Future of Congo’s democracy

Future of Congo’s democracy
Protests against Joseph Kabila Kabange, the President of the Democratic Republic of the Congo, have intensified in the region. There are reports of multiple deaths due to the violence and around 120..

Protests against Joseph Kabila Kabange, the President of the Democratic Republic of the Congo, have intensified in the region. There are reports of multiple deaths due to the violence and around 120 people have been arrested by the government.

UN chief Antonio Guterres has also called on the controversial President to step down.

Background

The region that is now the Democratic Republic of the Congo was first settled about 80,000 years ago. Bantu migration arrived in the region from Nigeria in the 7th century AD.

Conflict and violence has played a major role in the existence of modern day Congo. After an uprising by the Congolese people, Belgium surrendered to the independence of the Congo in 1960. However, Congo was left unstable because tribal leaders had more power than the central government. The First Congo War, which occurred between 1996 and 1997, was a foreign invasion of Zaire led by Rwanda that replaced President Mobutu Sésé Seko with the rebel leader Laurent-Désiré Kabila. The Second Congo War began in August 1998 and involved some of the same issues. It officially ended in July 2003.

The nation is home to immense economic resources and this has partly fueled the violence further as malicious players have tried to get their hands on the nation’s riches. Fighting was fueled by the country's vast mineral wealth, with all sides taking advantage of the anarchy to plunder natural resources. There is a strong presence of militia as well.  A large UN peacekeeping force has been established in the East of the nation in order to keep the militia under control.

Joseph Kabila Kabange has been President of the Democratic Republic of the Congo since January 2001. According to the Constitution of the Democratic Republic of the Congo, President Kabila should not be allowed to serve more than two terms. On 19 September 2016, massive protests calling for him to step down. The ensuing violence resulted in the deaths of at least 17 people. Despite the fact, the elections were scheduled earlier to be held in 2016, the nation's electoral authority announced that the election would not be held until early 2018.

Analysis

Despite promises made by Kabange that he would step down, he has relinquished power since 2016. Protests erupted in the region as a result.

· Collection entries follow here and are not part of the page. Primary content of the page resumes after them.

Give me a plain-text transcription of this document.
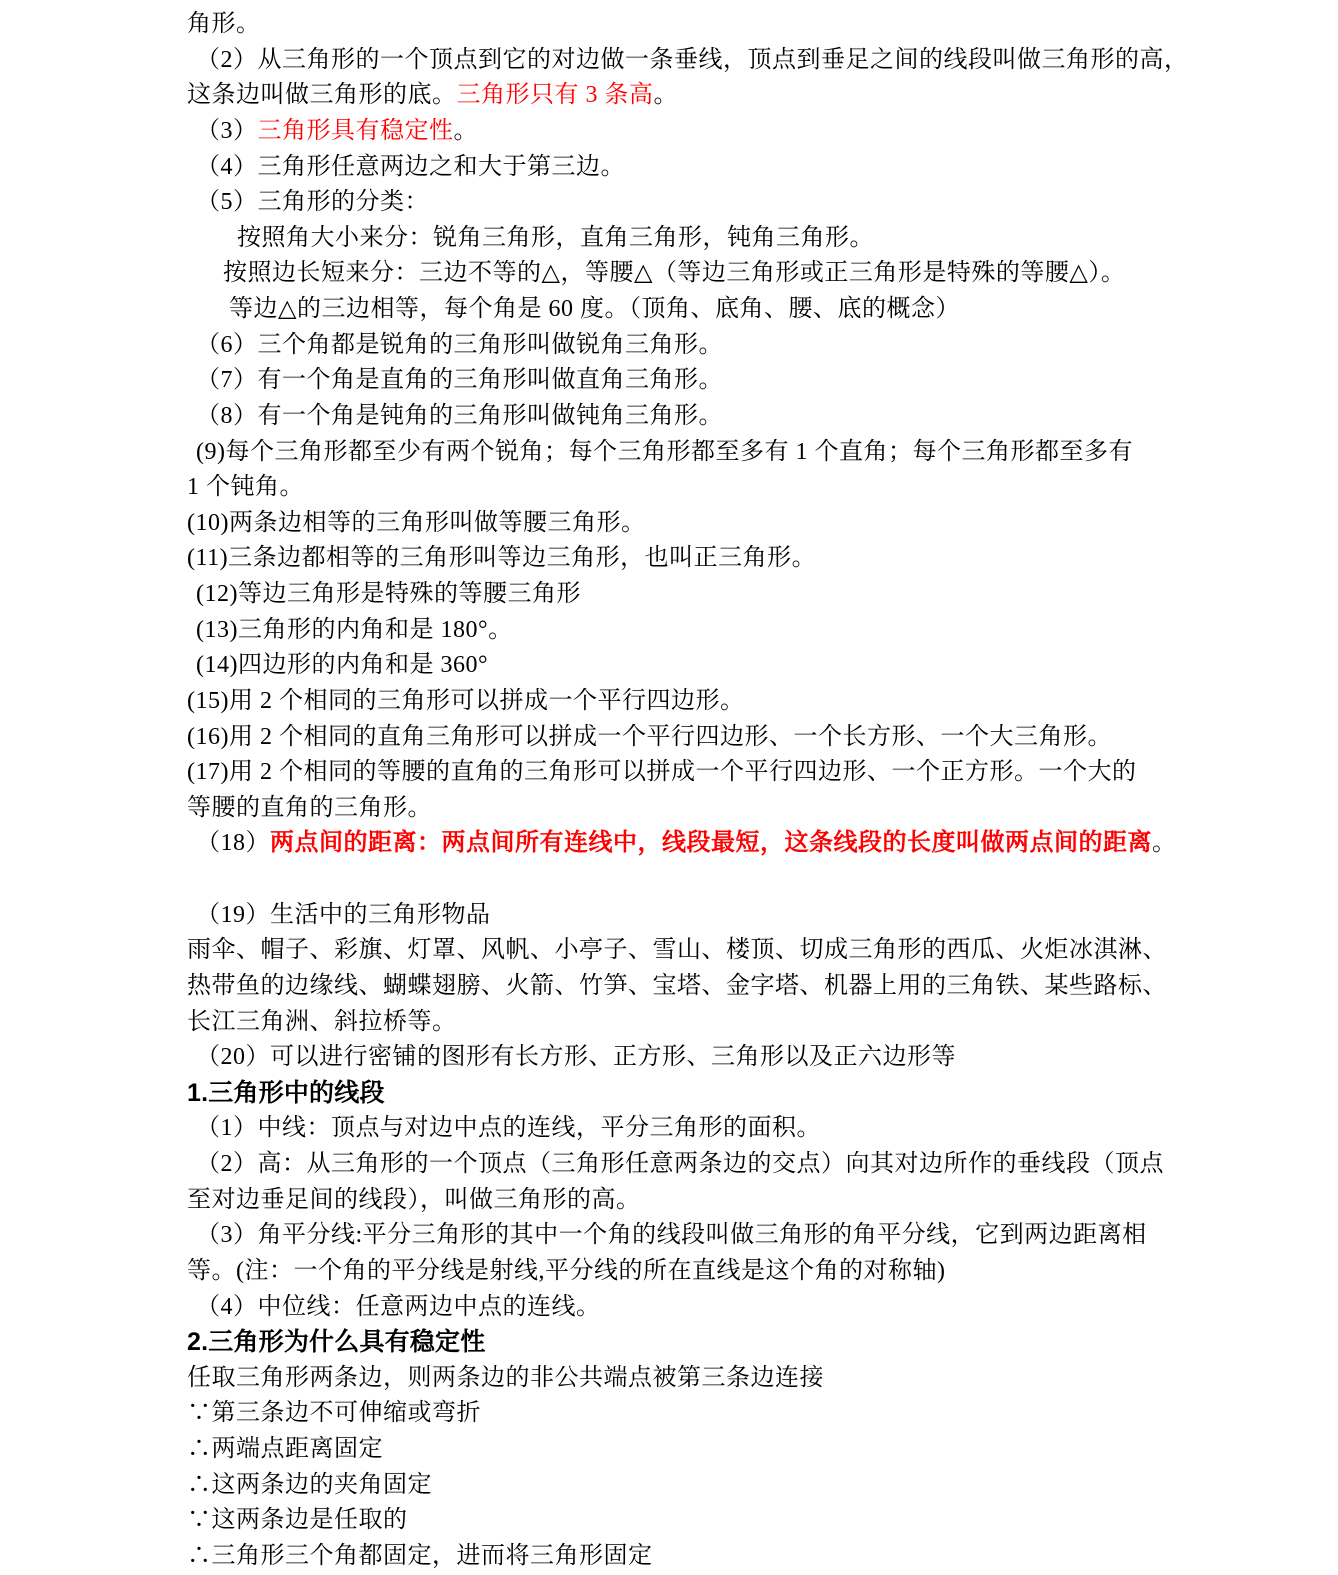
角形。
（2）从三角形的一个顶点到它的对边做一条垂线，顶点到垂足之间的线段叫做三角形的高，
这条边叫做三角形的底。三角形只有 3 条高。
（3）三角形具有稳定性。
（4）三角形任意两边之和大于第三边。
（5）三角形的分类：
按照角大小来分：锐角三角形，直角三角形，钝角三角形。
按照边长短来分：三边不等的△，等腰△（等边三角形或正三角形是特殊的等腰△）。
等边△的三边相等，每个角是 60 度。（顶角、底角、腰、底的概念）
（6）三个角都是锐角的三角形叫做锐角三角形。
（7）有一个角是直角的三角形叫做直角三角形。
（8）有一个角是钝角的三角形叫做钝角三角形。
(9)每个三角形都至少有两个锐角；每个三角形都至多有 1 个直角；每个三角形都至多有
1 个钝角。
(10)两条边相等的三角形叫做等腰三角形。
(11)三条边都相等的三角形叫等边三角形，也叫正三角形。
(12)等边三角形是特殊的等腰三角形
(13)三角形的内角和是 180°。
(14)四边形的内角和是 360°
(15)用 2 个相同的三角形可以拼成一个平行四边形。
(16)用 2 个相同的直角三角形可以拼成一个平行四边形、一个长方形、一个大三角形。
(17)用 2 个相同的等腰的直角的三角形可以拼成一个平行四边形、一个正方形。一个大的
等腰的直角的三角形。
（18）两点间的距离：两点间所有连线中，线段最短，这条线段的长度叫做两点间的距离。
（19）生活中的三角形物品
雨伞、帽子、彩旗、灯罩、风帆、小亭子、雪山、楼顶、切成三角形的西瓜、火炬冰淇淋、
热带鱼的边缘线、蝴蝶翅膀、火箭、竹笋、宝塔、金字塔、机器上用的三角铁、某些路标、
长江三角洲、斜拉桥等。
（20）可以进行密铺的图形有长方形、正方形、三角形以及正六边形等
1.三角形中的线段
（1）中线：顶点与对边中点的连线，平分三角形的面积。
（2）高：从三角形的一个顶点（三角形任意两条边的交点）向其对边所作的垂线段（顶点
至对边垂足间的线段），叫做三角形的高。
（3）角平分线:平分三角形的其中一个角的线段叫做三角形的角平分线，它到两边距离相
等。(注：一个角的平分线是射线,平分线的所在直线是这个角的对称轴)
（4）中位线：任意两边中点的连线。
2.三角形为什么具有稳定性
任取三角形两条边，则两条边的非公共端点被第三条边连接
∵第三条边不可伸缩或弯折
∴两端点距离固定
∴这两条边的夹角固定
∵这两条边是任取的
∴三角形三个角都固定，进而将三角形固定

Several people have been killed and more than 120 others arrested in the Democratic Republic of Congo as security forces violently dispersed protests by opposition and religious groups calling for the resignation of the country's president. There are reports of multiple deaths due to the violence and around 120 people have been arrested by the government. UN Chief Antonio Guterres has also called on the controversial President to step down.

The protests were organized by the opposition and the rally was also joined in by Catholic protestors who also prayed for the President to resign peacefully. "If your term is over, give opportunities to others to run. You're a son of the country, you belong in the senate. Give the others the opportunity to lead; maybe they'll do it better than you did," Lotika Nelly, an injured protester, said from a makeshift clinic.

"We are telling everybody, all over the world, this guy has to go. This guy doesn't like Congo. This guy has nothing to do with Congo and his time is up,” said Martin Fayulu, an opposition leader.

Assessment

Our assessment is that the Congo’s democracy is at stake presently. President Kabange has flouted the law of the land and has refused to relinquish power despite his term ending in 2016. The region is already beset by corruption and economic disparity and failed elections would further add to the discord among the people.